The minister said by far the largest issue for the SABC is finding an appropriate funding model, with the current mix of advertising, government grants and TV licence fees not able to sustain current content demands.
She said this has been exacerbated by decreased government spending, a challenging Covid-19 environment and increased role players in the sector.
New ways to collect
The SABC tabled its 2019/20 annual report in parliament in mid-November, showing a further decline in people paying TV licences.
The broadcaster said that the TV licence revenue declined by 18% year-on-year to R791 million due to the delayed use of debt collection agencies over this period.
“This resulted in only 24% of the total licence fees billed being realised as revenue, compared to 31% for the year ended 31 March 2019.
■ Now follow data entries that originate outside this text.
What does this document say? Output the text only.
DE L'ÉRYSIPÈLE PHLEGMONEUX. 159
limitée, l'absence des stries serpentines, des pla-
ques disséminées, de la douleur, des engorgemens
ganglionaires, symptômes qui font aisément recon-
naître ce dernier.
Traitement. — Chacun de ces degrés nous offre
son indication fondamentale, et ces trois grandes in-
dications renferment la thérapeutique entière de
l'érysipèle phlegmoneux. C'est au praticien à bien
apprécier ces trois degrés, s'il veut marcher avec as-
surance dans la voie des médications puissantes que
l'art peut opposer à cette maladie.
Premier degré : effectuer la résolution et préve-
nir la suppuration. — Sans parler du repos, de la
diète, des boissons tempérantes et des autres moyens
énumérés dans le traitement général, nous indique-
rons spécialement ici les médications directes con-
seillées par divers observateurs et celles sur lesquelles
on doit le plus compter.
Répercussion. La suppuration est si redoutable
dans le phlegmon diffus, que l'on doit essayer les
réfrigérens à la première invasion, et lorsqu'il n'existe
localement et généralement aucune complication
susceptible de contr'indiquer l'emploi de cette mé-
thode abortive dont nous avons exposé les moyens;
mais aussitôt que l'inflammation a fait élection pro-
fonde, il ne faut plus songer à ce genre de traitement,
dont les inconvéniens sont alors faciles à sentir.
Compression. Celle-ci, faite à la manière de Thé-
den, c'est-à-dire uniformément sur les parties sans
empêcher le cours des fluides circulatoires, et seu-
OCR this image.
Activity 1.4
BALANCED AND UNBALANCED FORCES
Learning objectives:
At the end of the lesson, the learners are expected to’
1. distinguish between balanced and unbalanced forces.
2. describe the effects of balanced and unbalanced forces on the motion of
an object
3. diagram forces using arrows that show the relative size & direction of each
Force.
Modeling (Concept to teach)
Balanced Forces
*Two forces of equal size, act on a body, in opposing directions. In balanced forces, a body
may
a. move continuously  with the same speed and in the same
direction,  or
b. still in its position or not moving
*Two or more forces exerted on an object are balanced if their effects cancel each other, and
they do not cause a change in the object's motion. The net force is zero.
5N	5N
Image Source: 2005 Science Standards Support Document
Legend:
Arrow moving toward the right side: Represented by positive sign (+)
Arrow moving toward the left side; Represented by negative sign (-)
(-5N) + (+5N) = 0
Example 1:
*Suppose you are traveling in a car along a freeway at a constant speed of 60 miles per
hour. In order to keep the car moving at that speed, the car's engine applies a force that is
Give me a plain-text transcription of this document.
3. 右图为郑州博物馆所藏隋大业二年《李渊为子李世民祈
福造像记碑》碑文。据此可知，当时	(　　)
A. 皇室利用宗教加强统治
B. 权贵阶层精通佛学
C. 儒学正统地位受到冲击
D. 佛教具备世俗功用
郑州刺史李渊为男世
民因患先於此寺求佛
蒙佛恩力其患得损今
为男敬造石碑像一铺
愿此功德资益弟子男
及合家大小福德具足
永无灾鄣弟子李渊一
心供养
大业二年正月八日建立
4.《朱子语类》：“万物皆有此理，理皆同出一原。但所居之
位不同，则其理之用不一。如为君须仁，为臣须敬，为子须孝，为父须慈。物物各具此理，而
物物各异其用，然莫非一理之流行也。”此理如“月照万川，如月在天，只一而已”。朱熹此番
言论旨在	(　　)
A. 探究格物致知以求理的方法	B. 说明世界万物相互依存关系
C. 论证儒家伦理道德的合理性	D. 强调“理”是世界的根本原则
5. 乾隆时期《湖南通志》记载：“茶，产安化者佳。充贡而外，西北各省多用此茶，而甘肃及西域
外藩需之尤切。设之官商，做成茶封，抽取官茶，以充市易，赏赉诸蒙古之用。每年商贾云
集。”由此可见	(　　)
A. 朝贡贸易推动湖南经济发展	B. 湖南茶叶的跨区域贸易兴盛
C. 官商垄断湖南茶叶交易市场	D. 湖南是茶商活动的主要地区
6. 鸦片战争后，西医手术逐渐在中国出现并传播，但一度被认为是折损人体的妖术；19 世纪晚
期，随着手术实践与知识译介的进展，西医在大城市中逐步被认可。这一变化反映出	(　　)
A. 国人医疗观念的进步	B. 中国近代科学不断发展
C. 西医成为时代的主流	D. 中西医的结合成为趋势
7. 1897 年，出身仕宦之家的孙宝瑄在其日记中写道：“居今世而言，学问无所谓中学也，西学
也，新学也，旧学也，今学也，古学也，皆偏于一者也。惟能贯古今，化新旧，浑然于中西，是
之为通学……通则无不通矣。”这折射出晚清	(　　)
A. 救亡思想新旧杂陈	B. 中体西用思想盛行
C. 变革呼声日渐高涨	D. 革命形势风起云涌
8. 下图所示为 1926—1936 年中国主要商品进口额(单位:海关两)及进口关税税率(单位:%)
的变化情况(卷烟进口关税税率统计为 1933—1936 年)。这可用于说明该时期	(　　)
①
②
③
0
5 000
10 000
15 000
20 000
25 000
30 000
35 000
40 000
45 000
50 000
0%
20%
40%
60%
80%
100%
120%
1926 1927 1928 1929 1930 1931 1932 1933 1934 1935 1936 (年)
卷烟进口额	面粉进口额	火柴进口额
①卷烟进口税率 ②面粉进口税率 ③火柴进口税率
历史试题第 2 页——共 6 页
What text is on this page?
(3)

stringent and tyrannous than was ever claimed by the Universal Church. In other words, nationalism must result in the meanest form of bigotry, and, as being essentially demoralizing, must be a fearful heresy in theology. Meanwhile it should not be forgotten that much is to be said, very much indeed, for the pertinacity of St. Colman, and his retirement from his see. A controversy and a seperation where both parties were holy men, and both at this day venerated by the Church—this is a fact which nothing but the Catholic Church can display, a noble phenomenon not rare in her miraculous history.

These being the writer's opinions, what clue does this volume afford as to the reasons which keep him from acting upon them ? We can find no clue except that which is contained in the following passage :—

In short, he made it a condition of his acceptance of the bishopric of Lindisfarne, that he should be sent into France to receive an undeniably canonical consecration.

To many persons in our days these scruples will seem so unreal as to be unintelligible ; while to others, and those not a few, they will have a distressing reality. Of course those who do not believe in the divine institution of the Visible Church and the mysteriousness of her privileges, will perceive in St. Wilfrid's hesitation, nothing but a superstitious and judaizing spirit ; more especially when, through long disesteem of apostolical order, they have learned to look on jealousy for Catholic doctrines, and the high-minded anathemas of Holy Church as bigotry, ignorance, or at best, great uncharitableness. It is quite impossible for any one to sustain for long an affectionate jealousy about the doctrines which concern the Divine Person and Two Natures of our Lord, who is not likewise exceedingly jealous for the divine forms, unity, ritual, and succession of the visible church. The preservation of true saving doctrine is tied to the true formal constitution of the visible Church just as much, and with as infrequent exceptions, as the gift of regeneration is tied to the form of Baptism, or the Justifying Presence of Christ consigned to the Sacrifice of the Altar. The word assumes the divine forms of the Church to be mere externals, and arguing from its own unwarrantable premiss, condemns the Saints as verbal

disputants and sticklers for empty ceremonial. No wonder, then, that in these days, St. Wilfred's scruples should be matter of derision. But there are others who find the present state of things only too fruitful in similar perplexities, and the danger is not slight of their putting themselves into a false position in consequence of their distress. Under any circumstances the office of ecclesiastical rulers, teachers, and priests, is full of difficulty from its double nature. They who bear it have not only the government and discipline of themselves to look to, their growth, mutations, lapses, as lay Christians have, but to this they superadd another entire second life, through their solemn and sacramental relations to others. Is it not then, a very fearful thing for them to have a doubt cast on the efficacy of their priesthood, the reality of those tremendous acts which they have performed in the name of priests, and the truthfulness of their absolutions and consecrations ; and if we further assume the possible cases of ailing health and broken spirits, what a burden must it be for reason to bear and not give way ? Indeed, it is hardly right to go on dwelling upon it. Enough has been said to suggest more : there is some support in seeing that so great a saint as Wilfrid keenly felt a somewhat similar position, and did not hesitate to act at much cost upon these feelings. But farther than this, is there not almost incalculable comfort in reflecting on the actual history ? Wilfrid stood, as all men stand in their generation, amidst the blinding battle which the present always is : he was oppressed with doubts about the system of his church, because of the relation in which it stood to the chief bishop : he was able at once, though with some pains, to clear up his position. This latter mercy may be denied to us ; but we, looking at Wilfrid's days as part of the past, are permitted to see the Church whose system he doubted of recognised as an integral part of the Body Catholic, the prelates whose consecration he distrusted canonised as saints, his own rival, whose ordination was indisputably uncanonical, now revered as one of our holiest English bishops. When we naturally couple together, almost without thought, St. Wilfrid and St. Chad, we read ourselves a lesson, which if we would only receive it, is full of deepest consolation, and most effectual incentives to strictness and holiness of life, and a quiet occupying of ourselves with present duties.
“As part of an overall policy review, the SABC is currently finalising proposals to government on the future collection of a public broadcasting levy, taking into account differing public views on this issue as well as international best practice,” it said.
In an op-ed published at the start of November, the SABC’s head of TV licences Sylvia Tladi said that changes need to be made to South Africa’s broadcasting regulations – including an expanded definition of a ‘TV set’ or now, a broadcasting device.
Some of the devices which are being considered under this expanded definition include:
- Set-top boxes;
Tladi said that these devices, which have resulted in new media platforms and content dissemination channels, have a direct impact on TV licence legislation.
She said that the SABC’s submission also calls for an overhauled TV licence fee system and changes to the legislation regarding public funding strategies envisaged by TV licences.